Ama bean-nighe Eğer biri çamaşırcı kadına gizlice yaklaşabilir ve onu görünmeden yakalayabilirse, herhangi bir soruya doğru cevap vereceği ya da bazen bir veya daha fazla dileği yerine getireceği söylenir. Ayrıca, yakında ölecek olan kişinin kıyafetlerini yıkamayı bırakmasını sağlayarak kaderi değiştirmek de mümkündür.

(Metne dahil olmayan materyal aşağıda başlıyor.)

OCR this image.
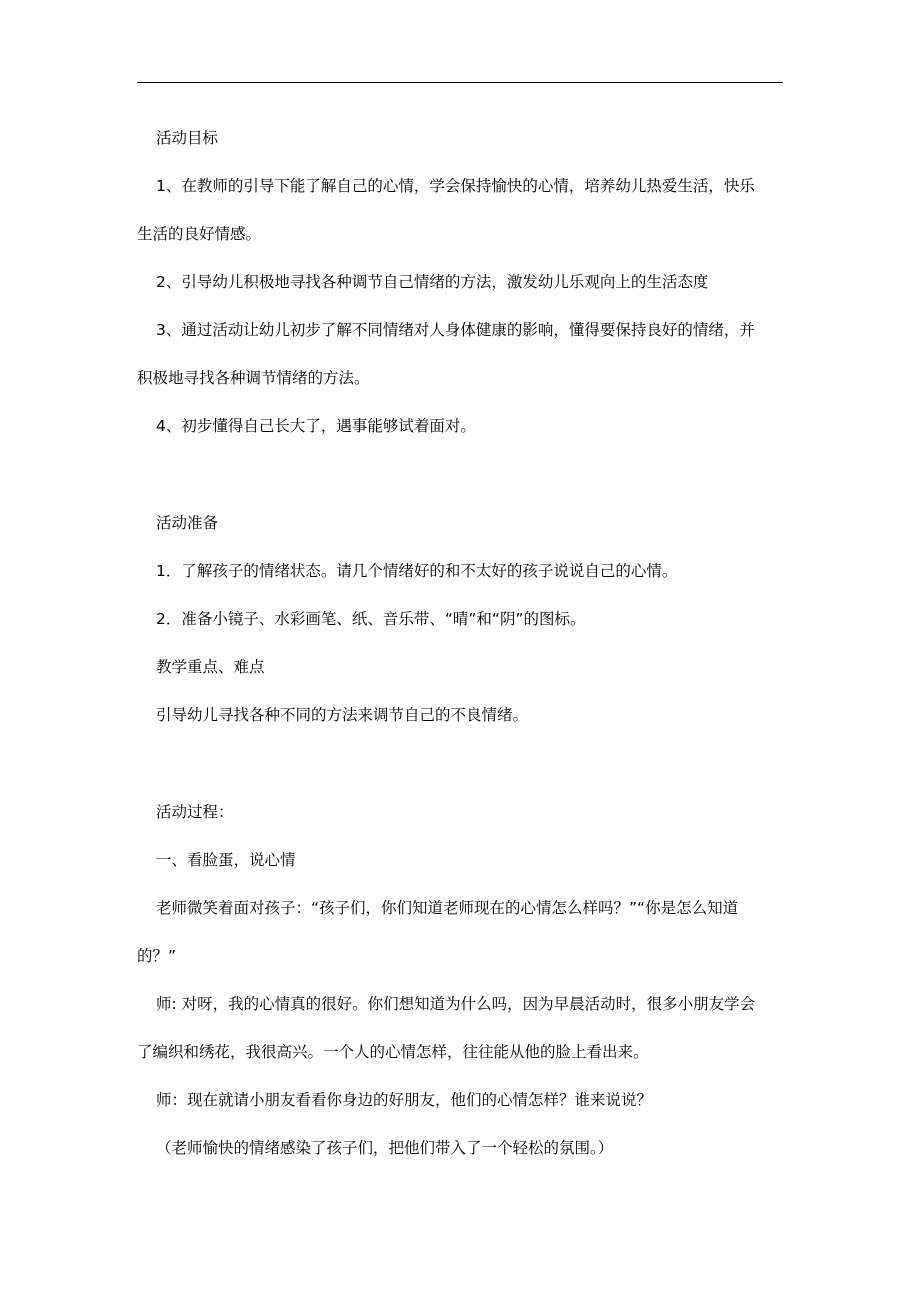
活动目标
1、在教师的引导下能了解自己的心情，学会保持愉快的心情，培养幼儿热爱生活，快乐
生活的良好情感。
2、引导幼儿积极地寻找各种调节自己情绪的方法，激发幼儿乐观向上的生活态度
3、通过活动让幼儿初步了解不同情绪对人身体健康的影响，懂得要保持良好的情绪，并
积极地寻找各种调节情绪的方法。
4、初步懂得自己长大了，遇事能够试着面对。
活动准备
1．了解孩子的情绪状态。请几个情绪好的和不太好的孩子说说自己的心情。
2．准备小镜子、水彩画笔、纸、音乐带、“晴”和“阴”的图标。
教学重点、难点
引导幼儿寻找各种不同的方法来调节自己的不良情绪。
活动过程：
一、看脸蛋，说心情
老师微笑着面对孩子：“孩子们，你们知道老师现在的心情怎么样吗？”“你是怎么知道
的？”
师: 对呀，我的心情真的很好。你们想知道为什么吗，因为早晨活动时，很多小朋友学会
了编织和绣花，我很高兴。一个人的心情怎样，往往能从他的脸上看出来。
师：现在就请小朋友看看你身边的好朋友，他们的心情怎样？谁来说说？
（老师愉快的情绪感染了孩子们，把他们带入了一个轻松的氛围。）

Aynı şekilde, Galler Gwrach-y-Rhibyn ya da Sisler Cadısı'nın ölmek üzere olan bir kişinin penceresine yaklaşıp adını söylediği söylenir. Genellikle görünmez olan cadı - kösele kanatları olan harpi benzeri bir yaratık - bazen kavşaklarda ya da akarsularda sisler içinde görülebilir.




James Miller
James Miller
James Miller, insanlık tarihinin uçsuz bucaksız dokusunu keşfetme tutkusuna sahip, beğenilen bir tarihçi ve yazardır. Prestijli bir üniversitenin Tarih bölümünden mezun olan James, kariyerinin büyük bölümünü geçmişin yıllıklarını araştırarak, dünyamızı şekillendiren hikayeleri hevesle ortaya çıkararak geçirdi.Doyumsuz merakı ve farklı kültürlere olan derin takdiri, onu dünyanın dört bir yanındaki sayısız arkeolojik alana, antik kalıntılara ve kütüphanelere götürdü. Titiz araştırmayı büyüleyici bir yazı stiliyle birleştiren James, okuyucuları zamanda taşıma konusunda benzersiz bir yeteneğe sahip.James'in blogu The History of the World, uygarlıkların büyük anlatılarından tarihte iz bırakmış bireylerin anlatılmamış hikayelerine kadar çok çeşitli konulardaki uzmanlığını sergiliyor. Blogu, tarih meraklıları için kendilerini savaşların, devrimlerin, bilimsel keşiflerin ve kültürel devrimlerin heyecan verici anlatımlarına kaptırabilecekleri sanal bir merkez görevi görüyor.James, blogunun yanı sıra, Medeniyetlerden İmparatorluklara: Kadim Güçlerin Yükselişi ve Düşüşünü Ortaya Çıkarma ve Bilinmeyen Kahramanlar: Tarihi Değiştiren Unutulmuş Figürler de dahil olmak üzere birçok beğenilen kitap yazmıştır. İlgi çekici ve erişilebilir bir yazı stiliyle, her geçmişten ve yaştan okuyucu için tarihi başarıyla hayata geçirdi.James'in tarihe olan tutkusu yazılı olanın ötesine geçiyorkelime. Araştırmalarını paylaştığı ve tarihçi arkadaşlarıyla düşündürücü tartışmalara girdiği akademik konferanslara düzenli olarak katılıyor. Uzmanlığıyla tanınan James, ayrıca çeşitli podcast'lerde ve radyo programlarında konuk konuşmacı olarak yer aldı ve konuya olan sevgisini daha da artırdı.James, tarihsel araştırmalarına dalmadığı zamanlarda sanat galerilerini keşfederken, pitoresk manzaralarda yürüyüş yaparken veya dünyanın farklı köşelerinden lezzetlerin tadını çıkarırken bulunabilir. Dünyamızın tarihini anlamanın günümüzü zenginleştirdiğine inanıyor ve büyüleyici blogu aracılığıyla başkalarında da aynı merakı ve takdiri ateşlemeye çalışıyor.